Whenever the government monopolizes a product or service, it will behave like any other monopolist; it will maximize cost and minimize quality. Also, agents of the government (and their dependents, like defense contractors) are tax consumers, so assuming nothing more than their own self-interest, you can expect them to increase public demand for their services in order to justify taxing more.
Consider state-run security in light of these principles. The government is our sole provider of national security. If there is nothing for an army to do, there’s no point having it sit around doing nothing, so you reduce the size of the army and send people home. The military budget decreases. But if there are threats, then you can mobilize this army and put it to use. The budget increases. Procurements rise. Defense contractors get rich, and retiring politicians find a home on their boards of directors. The retired politician has connections back in the government; he gets ever more money for the defense contractor, who gets even richer.

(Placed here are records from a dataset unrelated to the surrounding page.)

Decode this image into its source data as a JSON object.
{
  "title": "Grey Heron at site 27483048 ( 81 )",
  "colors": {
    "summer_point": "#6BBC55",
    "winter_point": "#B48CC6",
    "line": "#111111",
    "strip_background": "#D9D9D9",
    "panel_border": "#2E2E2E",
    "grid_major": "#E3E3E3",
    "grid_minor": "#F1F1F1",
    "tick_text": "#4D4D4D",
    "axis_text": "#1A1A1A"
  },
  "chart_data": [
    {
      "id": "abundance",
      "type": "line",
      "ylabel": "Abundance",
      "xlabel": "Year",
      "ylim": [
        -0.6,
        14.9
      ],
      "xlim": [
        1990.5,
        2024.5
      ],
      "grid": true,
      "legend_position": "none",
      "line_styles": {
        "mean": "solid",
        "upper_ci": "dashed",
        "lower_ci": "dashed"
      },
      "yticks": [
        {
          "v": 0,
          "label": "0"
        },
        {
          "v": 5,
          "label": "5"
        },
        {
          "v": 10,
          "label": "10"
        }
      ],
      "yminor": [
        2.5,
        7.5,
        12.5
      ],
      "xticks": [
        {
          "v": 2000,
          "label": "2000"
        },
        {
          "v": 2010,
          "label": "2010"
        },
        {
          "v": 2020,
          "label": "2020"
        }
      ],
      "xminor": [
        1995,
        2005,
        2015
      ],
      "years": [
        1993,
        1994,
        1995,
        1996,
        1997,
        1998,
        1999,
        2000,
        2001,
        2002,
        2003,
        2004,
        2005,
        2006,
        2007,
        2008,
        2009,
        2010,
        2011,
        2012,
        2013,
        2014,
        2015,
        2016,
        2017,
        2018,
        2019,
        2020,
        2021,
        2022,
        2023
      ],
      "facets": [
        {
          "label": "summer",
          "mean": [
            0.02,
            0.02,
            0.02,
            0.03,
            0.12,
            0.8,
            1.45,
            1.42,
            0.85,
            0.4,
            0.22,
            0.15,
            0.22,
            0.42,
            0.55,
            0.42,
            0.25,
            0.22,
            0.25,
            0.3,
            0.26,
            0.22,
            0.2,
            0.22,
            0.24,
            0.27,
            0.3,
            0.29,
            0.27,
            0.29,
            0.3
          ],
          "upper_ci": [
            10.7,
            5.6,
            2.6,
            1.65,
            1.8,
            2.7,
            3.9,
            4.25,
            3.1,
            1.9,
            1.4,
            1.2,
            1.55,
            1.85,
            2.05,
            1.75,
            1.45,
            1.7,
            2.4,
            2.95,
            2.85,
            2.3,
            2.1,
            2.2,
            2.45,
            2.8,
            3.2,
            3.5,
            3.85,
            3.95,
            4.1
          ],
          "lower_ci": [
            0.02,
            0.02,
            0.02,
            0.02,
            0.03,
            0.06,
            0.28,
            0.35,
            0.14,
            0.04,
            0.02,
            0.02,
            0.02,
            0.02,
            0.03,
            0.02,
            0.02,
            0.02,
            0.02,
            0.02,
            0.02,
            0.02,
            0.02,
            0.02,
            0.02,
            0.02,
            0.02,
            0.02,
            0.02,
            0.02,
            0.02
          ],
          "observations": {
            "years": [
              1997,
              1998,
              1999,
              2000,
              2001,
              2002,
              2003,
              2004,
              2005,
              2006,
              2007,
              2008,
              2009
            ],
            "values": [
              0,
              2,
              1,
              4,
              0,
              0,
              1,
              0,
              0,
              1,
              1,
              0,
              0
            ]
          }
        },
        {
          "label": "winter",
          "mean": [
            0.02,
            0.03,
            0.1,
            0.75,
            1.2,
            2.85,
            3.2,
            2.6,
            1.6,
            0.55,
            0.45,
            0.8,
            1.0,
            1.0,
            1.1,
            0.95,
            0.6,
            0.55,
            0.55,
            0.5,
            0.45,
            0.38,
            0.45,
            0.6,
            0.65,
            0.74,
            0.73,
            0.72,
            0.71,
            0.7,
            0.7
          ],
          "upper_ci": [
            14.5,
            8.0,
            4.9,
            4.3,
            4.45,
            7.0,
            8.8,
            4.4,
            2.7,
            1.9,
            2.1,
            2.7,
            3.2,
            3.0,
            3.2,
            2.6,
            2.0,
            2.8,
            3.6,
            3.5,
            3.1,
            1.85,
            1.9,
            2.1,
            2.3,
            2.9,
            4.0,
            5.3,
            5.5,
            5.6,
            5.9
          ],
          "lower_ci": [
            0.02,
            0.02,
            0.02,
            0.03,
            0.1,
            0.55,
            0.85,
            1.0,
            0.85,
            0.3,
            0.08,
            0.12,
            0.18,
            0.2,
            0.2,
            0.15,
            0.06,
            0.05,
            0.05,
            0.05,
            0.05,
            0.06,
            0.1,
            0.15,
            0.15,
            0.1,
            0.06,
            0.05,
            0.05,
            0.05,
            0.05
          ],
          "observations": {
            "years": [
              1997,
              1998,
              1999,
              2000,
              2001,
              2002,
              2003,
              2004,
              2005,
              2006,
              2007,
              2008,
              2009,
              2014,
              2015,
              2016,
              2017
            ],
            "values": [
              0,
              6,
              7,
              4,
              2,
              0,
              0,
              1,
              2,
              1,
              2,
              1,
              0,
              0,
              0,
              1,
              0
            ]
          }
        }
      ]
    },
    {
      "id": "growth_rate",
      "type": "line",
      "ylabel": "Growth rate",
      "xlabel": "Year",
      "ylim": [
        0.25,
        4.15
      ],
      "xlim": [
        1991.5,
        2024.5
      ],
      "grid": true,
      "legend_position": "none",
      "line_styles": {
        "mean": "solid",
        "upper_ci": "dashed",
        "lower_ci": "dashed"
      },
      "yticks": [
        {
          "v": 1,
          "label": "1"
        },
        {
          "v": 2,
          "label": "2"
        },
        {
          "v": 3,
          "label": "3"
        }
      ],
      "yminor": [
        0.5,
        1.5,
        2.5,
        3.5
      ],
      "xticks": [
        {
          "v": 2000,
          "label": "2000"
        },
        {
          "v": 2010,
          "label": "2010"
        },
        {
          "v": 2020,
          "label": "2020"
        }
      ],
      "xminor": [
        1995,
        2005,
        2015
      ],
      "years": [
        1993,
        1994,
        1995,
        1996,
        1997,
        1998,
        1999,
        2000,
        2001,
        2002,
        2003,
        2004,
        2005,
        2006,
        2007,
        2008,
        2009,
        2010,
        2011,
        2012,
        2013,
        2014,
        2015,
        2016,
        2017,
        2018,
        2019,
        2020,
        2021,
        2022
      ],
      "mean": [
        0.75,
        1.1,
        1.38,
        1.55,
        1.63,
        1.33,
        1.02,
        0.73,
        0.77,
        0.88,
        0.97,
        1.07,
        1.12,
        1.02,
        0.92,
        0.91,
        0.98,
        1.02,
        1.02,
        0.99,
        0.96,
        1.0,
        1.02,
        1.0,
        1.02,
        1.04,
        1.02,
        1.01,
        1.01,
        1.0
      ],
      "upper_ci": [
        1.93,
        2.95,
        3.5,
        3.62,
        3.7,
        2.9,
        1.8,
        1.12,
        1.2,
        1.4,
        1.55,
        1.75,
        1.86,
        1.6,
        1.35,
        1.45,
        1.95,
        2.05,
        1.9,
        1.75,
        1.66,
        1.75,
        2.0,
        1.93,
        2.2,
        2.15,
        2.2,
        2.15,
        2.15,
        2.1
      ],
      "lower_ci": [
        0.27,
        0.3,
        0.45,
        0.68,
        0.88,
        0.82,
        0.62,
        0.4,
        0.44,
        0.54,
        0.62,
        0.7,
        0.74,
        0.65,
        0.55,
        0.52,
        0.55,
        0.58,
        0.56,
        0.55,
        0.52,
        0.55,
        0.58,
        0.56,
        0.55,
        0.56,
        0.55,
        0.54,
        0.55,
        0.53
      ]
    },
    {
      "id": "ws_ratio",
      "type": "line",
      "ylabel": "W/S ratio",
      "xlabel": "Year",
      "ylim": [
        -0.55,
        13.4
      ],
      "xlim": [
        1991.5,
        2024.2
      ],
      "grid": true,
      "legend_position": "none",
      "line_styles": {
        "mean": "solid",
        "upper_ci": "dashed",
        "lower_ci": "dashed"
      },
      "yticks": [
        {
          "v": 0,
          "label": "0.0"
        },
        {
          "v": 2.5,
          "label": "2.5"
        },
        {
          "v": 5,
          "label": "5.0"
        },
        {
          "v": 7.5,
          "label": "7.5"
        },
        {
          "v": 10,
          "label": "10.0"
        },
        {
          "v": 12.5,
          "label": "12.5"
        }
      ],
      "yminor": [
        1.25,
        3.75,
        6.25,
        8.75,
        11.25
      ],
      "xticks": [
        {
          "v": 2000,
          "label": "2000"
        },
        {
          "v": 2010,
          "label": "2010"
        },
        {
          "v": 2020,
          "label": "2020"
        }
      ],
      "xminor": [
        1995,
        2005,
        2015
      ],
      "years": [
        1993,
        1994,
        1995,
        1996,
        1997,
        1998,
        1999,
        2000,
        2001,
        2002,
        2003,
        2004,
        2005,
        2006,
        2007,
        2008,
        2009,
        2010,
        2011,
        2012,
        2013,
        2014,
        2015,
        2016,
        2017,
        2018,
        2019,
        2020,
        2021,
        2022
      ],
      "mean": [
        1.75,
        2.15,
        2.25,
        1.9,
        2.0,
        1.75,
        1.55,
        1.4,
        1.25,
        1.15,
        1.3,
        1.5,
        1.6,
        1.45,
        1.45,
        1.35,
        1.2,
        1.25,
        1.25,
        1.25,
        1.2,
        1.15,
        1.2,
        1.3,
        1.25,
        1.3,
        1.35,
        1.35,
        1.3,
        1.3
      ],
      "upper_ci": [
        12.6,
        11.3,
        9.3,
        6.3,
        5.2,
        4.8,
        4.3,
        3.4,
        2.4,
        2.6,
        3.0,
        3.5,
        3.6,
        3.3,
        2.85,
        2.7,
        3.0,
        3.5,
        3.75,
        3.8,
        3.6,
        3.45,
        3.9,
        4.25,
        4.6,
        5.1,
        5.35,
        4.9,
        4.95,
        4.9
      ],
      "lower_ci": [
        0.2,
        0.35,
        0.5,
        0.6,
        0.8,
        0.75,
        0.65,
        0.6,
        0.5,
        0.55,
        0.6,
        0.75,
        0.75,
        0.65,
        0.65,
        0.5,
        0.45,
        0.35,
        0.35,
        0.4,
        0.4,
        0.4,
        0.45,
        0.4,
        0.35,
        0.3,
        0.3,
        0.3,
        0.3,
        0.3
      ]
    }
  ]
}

The only thing needed to kickstart this warfare-state apparatus is a national security threat of some kind, anything that will make citizens demand that we go somewhere far away and kick butt. The pressure to find excuses of this kind is enormous, and so, unsurprisingly, you’ll find no shortage of them. Where you have a demand, someone will supply.
Sometimes the politicians just get lucky and a provocation lands in their lap. But sometimes we have to wonder if they aren’t the ones doing the provoking. Remember, whenever the state profits from an activity, it will cause this activity to take place so it can profit from it even more. The existence of welfare programs means that politicians profit from poverty, so we see a historical increase in what we call “poverty.” The state profits from crime because it creates a great demand for policing and judicial services, and so today we have the highest incarceration rate in our history.
Similarly, to the extent the state profits from war, you can be certain it will act so as to increase the incidence of war. It might be “trigger-happy,” overreacting to external provocations. Or it might deliberately provoke others into supplying an “incident” that requires a response, as we did in Panama in 1989. Or the government might learn about an incident about to happen but do nothing to stop it because it needs the excuse to enter an ongoing war — Pearl Harbor. Worst of all, we can’t simply discount the possibility that interested parties on our side might create the incident themselves and blame it on a boogieman. There is recent precedent for this. In 2010 the Bureau of Alcohol, Tobacco, and Firearms secretly sold guns to Mexican drug cartels so it could complain about American guns getting into the hands of the drug cartels and demand more gun control. Conspiracy theories are fun to scoff at because so many of them are kooky, but anyone who is just moderately wise about human nature will admit that these things might happen. You’ll find it hard to believe that Americans like us would do such things, but you must remember that our rulers are not like us. They’re very, very different. We would never rule anyone; we would guarantee their liberty.
Terrorism has been a simply fabulous warmonger. Whoever came up with that idea is a genius. You have a nameless, nationless enemy who is everywhere except here, so you can fight him all over the world while the domestic population goes on about its business, pretty much oblivious to the bombing. You’re not fighting a nation per se, because the terrorist is embedded, so you can fight him without fighting an organized military force and suffering politically undesirable casualties. The terrorist is secretive and hidden, so you don’t know who he is and you never really know if he’s dead yet, and you can just keep fighting him forever. It never has to end!
The War on Terror’s collateral benefits to the state in terms of power and taxation are essentially limitless.
The United States has engaged in a total war on terrorism since 2001, resulting in a totalitarian national security apparatus; a new Department of Homeland Security; an internal assault on our own liberties by passage of the USA PATRIOT Act; oppressive and physically intrusive security measures for air travel and a trend now underway toward extending them to all modes of public transportation; the complete abolition of financial privacy; and so on.
Exercising all this power takes vast amounts of money. As of mid-2011 the federal government is spending well over $10,000,000,000 (ten billion dollars) per day, or $120,000 per second.
And so now we have a more complete understanding of what has always been the reason for war: power and money.